Une autre solution est de laisser courir les canards coureurs indiens dans le jardin. De leur fin et long bec, ils fouillent les paillages et en délogent tant les adultes que les œufs de gastéropodes. Contrairement aux poules qui grattent et mettent les parterres sens-dessus-dessous, ils ne dérangent pas tant que ça les paillages. Enfin, vous pouvez employer une lutte biologique en pulvérisant une solution à base de nématodes parasites des limaces : diluez les nématodes dans 16L d’eau, pour obtenir 1 litre de solution pour 1m².
Protection des jeunes plants et choix culturaux
Pour sauver bon nombre de plantations, rempotez vos plants dans des godets plutôt que de planter des plants trop petits. Les limaces auront bien plus de mal à en venir à bout ! Les plants de tournesols, par exemple, s’y endurcissent et se développent mieux. Un plant carencé, qui aura attendu trop longtemps en godet, ou encore planté dans un sol trop froid et ce sera la catastrophe ! Sa vulnérabilité ne trompera pas les limaces.
J’adapte aussi les choix de certaines espèces cultivées, quand c’est possible, avec par exemple les salades rouges (grenobloise, sierra, …) : elles sont moins appétentes pour les limaces. Les brassicacées au potager (moutarde, colza, choux chinois) peuvent servir de plantes martyres : on peut alors semer des rangs destinés à se faire manger pour protéger nos autres cultures. Enfin, planter davantage : semer jusqu’à 4/5 fois plus que ce que nous souhaitons récolter, notamment les laitues de printemps, permet de limiter les dégâts et surtout de ne pas être trop déçu en ne récoltant rien du tout.

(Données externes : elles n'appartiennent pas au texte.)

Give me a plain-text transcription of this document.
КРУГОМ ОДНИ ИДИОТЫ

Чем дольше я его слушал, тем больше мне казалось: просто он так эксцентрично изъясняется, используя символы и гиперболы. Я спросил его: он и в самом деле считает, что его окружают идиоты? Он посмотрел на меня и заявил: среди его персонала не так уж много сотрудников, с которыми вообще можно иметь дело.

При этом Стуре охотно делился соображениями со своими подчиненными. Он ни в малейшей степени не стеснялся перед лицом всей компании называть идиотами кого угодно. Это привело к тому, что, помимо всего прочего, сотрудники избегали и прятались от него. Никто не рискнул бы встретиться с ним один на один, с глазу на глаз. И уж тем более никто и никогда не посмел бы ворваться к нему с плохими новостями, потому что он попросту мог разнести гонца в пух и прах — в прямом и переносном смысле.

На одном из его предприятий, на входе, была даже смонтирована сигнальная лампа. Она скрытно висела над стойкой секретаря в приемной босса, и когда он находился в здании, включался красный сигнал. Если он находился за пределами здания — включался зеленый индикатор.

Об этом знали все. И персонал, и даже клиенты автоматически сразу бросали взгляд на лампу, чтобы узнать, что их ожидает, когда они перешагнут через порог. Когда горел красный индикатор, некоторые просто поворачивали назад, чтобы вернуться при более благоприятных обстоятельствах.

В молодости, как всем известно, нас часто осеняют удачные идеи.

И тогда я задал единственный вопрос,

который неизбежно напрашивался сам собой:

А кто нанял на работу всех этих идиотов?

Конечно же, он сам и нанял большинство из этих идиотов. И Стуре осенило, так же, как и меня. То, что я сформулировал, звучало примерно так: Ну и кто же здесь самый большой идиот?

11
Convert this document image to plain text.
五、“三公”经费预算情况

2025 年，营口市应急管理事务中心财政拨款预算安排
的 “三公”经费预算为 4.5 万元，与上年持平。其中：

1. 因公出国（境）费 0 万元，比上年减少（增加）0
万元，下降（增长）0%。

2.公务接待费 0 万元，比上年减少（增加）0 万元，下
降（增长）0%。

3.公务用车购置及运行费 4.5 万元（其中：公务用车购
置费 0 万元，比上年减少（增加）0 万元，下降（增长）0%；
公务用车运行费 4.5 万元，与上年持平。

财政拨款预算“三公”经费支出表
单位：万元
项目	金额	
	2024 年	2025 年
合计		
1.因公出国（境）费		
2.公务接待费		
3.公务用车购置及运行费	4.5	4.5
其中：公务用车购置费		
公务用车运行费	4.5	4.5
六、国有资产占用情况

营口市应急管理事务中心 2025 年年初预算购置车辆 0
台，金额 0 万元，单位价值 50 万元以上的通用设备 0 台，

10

L'usage raisonné du Ferramol
Le ferramol est une solution qui porte à débats entre les jardiniers. Le ferramol est biologique, à base de fer. Ces granulés sont hautement concentrés et leur ingestion par les limaces entraine une issue sans équivoque : la mort et par voie de conséquence la survie de vos plants. Si selon votre ressenti, vous estimez que la mort de ces limaces est peu de chose comparativement à la joie de produire sa propre nourriture, agissez ainsi. Il faut prendre ce délai en amont parce que ces produits biologiques ne sont pas aussi radicaux que les très toxiques métaldéhydes.
L’inconvénient du ferramol est qu’il fond facilement lors des pluies. Il faut donc le renouveler. Pour ma part, aucune culpabilité à utiliser du ferramol. C’est le seul produit que j’utilise, de l’ordre de 300 à 400 grammes par an maximum. Je rappelle que la dose prescrite est de 5 à 10 grammes au mètre carré. On en récolte des choses sur 1m² ! Alors pour moi, le jeu en vaut la chandelle. Je mets du ferramol si besoin 2/3 jours avant la plantation, ou alors le jour du semis dans le cadre d’un semis direct. Plus de stress, des résultats sans équivoque, pour quelques euros.